The following deadlines as provided for in (i) the law of 19 December 2002 regarding the trade and companies register as well as the accounting and the annual accounts of companies, as amended (the “2002 Law”), and (ii) the law of 10 August 1915 on commercial companies, as amended (the “1915 Law”), are extended for a period of three months:

  • deadline for filing of the annual accounts in accordance with article 75 paragraph (1) of the 2002 Law;
  • deadline for publication of the annual accounts as well as the reports related thereto in the electronic journal of the trade and companies’ register (“RESA”) in accordance with article 79 paragraph 1 of the 2002 Law;
  • deadline of publication of the report on payments made in favour of governments on the RESA in accordance with article 72septies of the 2002 Law;
  • publication of consolidated accounts and reports related thereto as mentioned in article 1770-1 paragraph 1 of the 1915 Law;
  • deadline for publication of the consolidated report on payments made in favour of governments in the RESA in accordance with article 1760-4 of the 1915 Law; and
  • the deadlines mentioned in article 1500-2 of the 1915 Law.
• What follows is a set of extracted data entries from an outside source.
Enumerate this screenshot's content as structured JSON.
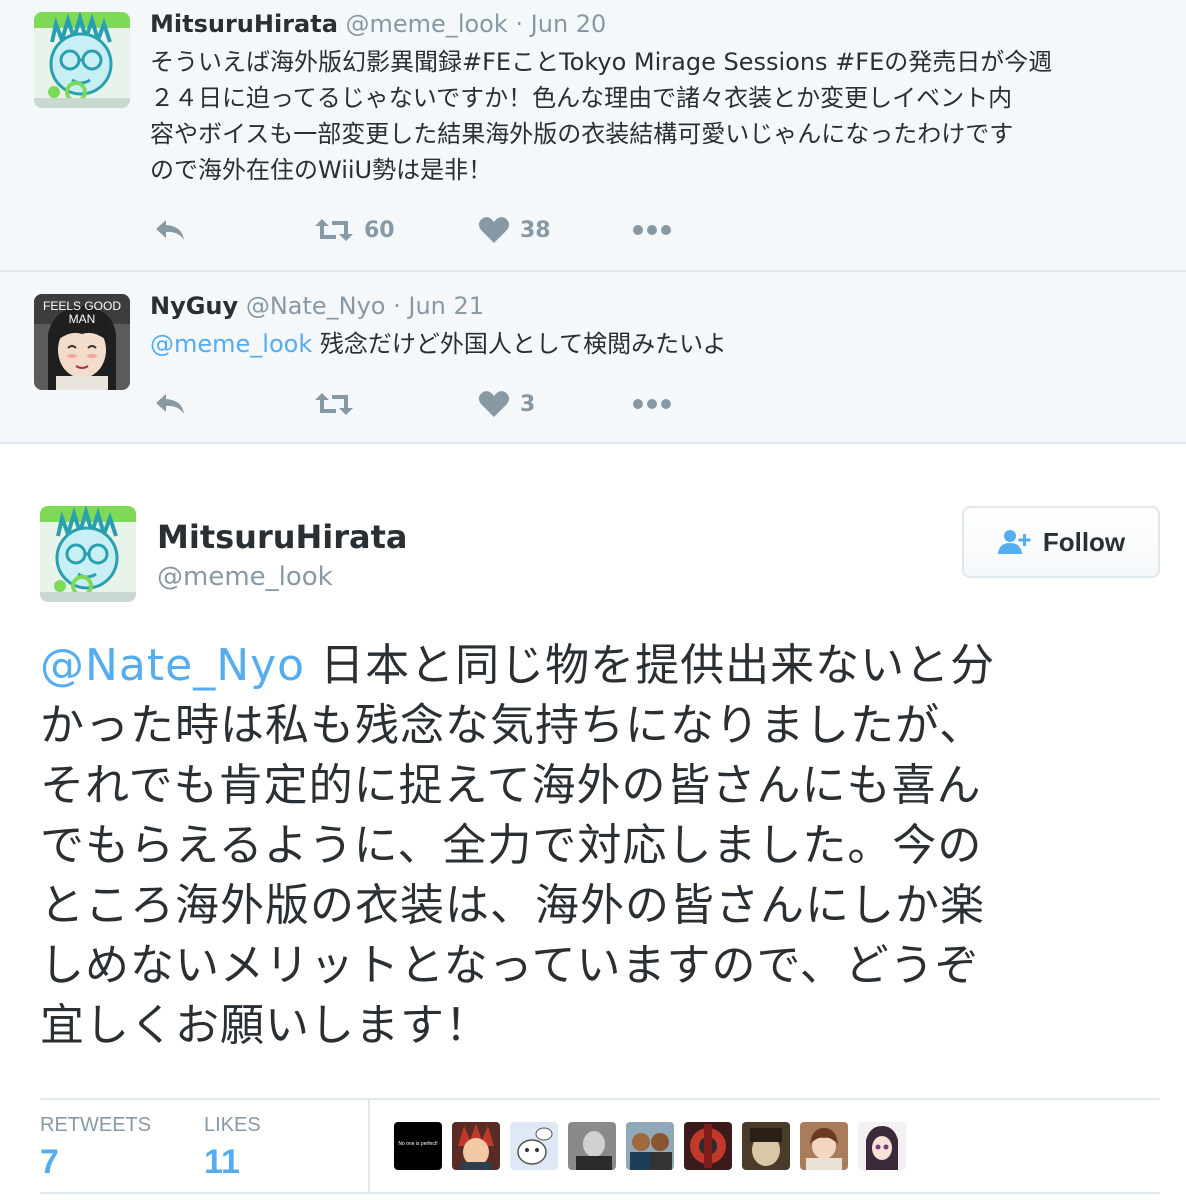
{
  "thread": [
    {
      "name": "MitsuruHirata",
      "handle": "@meme_look",
      "separator": " · ",
      "date": "Jun 20",
      "text_lines": [
        "そういえば海外版幻影異聞録#FEことTokyo Mirage Sessions #FEの発売日が今週",
        "２４日に迫ってるじゃないですか！色んな理由で諸々衣装とか変更しイベント内",
        "容やボイスも一部変更した結果海外版の衣装結構可愛いじゃんになったわけです",
        "ので海外在住のWiiU勢は是非！"
      ],
      "retweets": "60",
      "likes": "38",
      "icons": [
        "reply-icon",
        "retweet-icon",
        "like-icon",
        "more-icon"
      ]
    },
    {
      "name": "NyGuy",
      "handle": "@Nate_Nyo",
      "separator": " · ",
      "date": "Jun 21",
      "avatar_caption": "FEELS GOOD MAN",
      "mention": "@meme_look",
      "text": " 残念だけど外国人として検閲みたいよ",
      "retweets": "",
      "likes": "3",
      "icons": [
        "reply-icon",
        "retweet-icon",
        "like-icon",
        "more-icon"
      ]
    }
  ],
  "main_tweet": {
    "name": "MitsuruHirata",
    "handle": "@meme_look",
    "follow_label": "Follow",
    "mention": "@Nate_Nyo",
    "text_first_line": " 日本と同じ物を提供出来ないと分",
    "text_lines": [
      "かった時は私も残念な気持ちになりましたが、",
      "それでも肯定的に捉えて海外の皆さんにも喜ん",
      "でもらえるように、全力で対応しました。今の",
      "ところ海外版の衣装は、海外の皆さんにしか楽",
      "しめないメリットとなっていますので、どうぞ",
      "宜しくお願いします！"
    ],
    "stats": {
      "retweets_label": "RETWEETS",
      "retweets_value": "7",
      "likes_label": "LIKES",
      "likes_value": "11"
    },
    "liker_avatar_caption": "No one is perfect!"
  },
  "colors": {
    "link": "#55acee",
    "muted": "#8899a6",
    "text": "#292f33",
    "thread_bg": "#f5f8fa",
    "border": "#e1e8ed"
  }
}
2) Postponement of general meetings of shareholders

According to article 3 of the Law of 22 May 2020, the annual general meeting of the undertakings referred to in article 8 of the Luxembourg commercial code (Code de Commerce) can be convened at a date within nine months after the end of its financial year.

In practice, this means that companies will exceptionally have to hold their annual general meeting within nine months (instead of the usual six months) following the end of the financial year, i.e. until 30 September 2020 for those companies whose last financial year ended on 31 December 2019. After the meeting they will have one month for the filing of the accounts (and of other documents as referred to above) with the trade and companies register.

3) Application

Article 5 of the Law of 22 May 2020 states that the law shall apply only to annual accounts, consolidated accounts as well as to the related reports and to general meetings which refer to a financial year for which the deadline for filing and publication of the accounts or the holding of the general meeting had not yet expired by 18 March 2020.

C) Bill of Law nr 7566

The Bill of Law nr 7566 provides for the extension of measures regarding meetings in companies and other legal entities. Its objective is to extend the effects of the Grand Ducal Regulation regarding the means employed for the holding of shareholders’ meetings and other meetings of corporate organs of legal entities for a couple of months beyond the end of the state of crisis.

Article 1 paragraphs (1) and (2) of the Bill of Law nr 7566 is identical to the wording of Article 1 paragraphs (1) (2) of the Grand Ducal Regulation (see above).

Article 1 (3) of the Bill of Law nr 7566 takes into account that a company might have convened a shareholders’ meeting in accordance with article 1 (1) of the Grand Ducal Regulation and contrary to the provisions of its articles of association, and that the state of crisis ends before the shareholders’ meeting is actually held.

If, for example, a public limited liability company (société anonyme) or a limited liability company (société à responsabilité limitée) holds a shareholders’ meeting by way of videoconference and such option is not foreseen in the articles of association, such meeting would be contrary to the articles of association and to corporate law. If the state of crisis ends, the Grand Ducal Regulation and hence the legal basis for the convening of the meeting comes to an end as well.

According to Article 1 (3) of the Bill of Law, it is therefore possible for the company to publish a notice or – as the case may be – to notify its shareholders or other participants to the shareholders’ meeting in the form in which the meeting was convened or by way of publication on its internet site, at the latest three business day in advance of the meeting, with a reference to Article 1 (3) of the Bill of Law.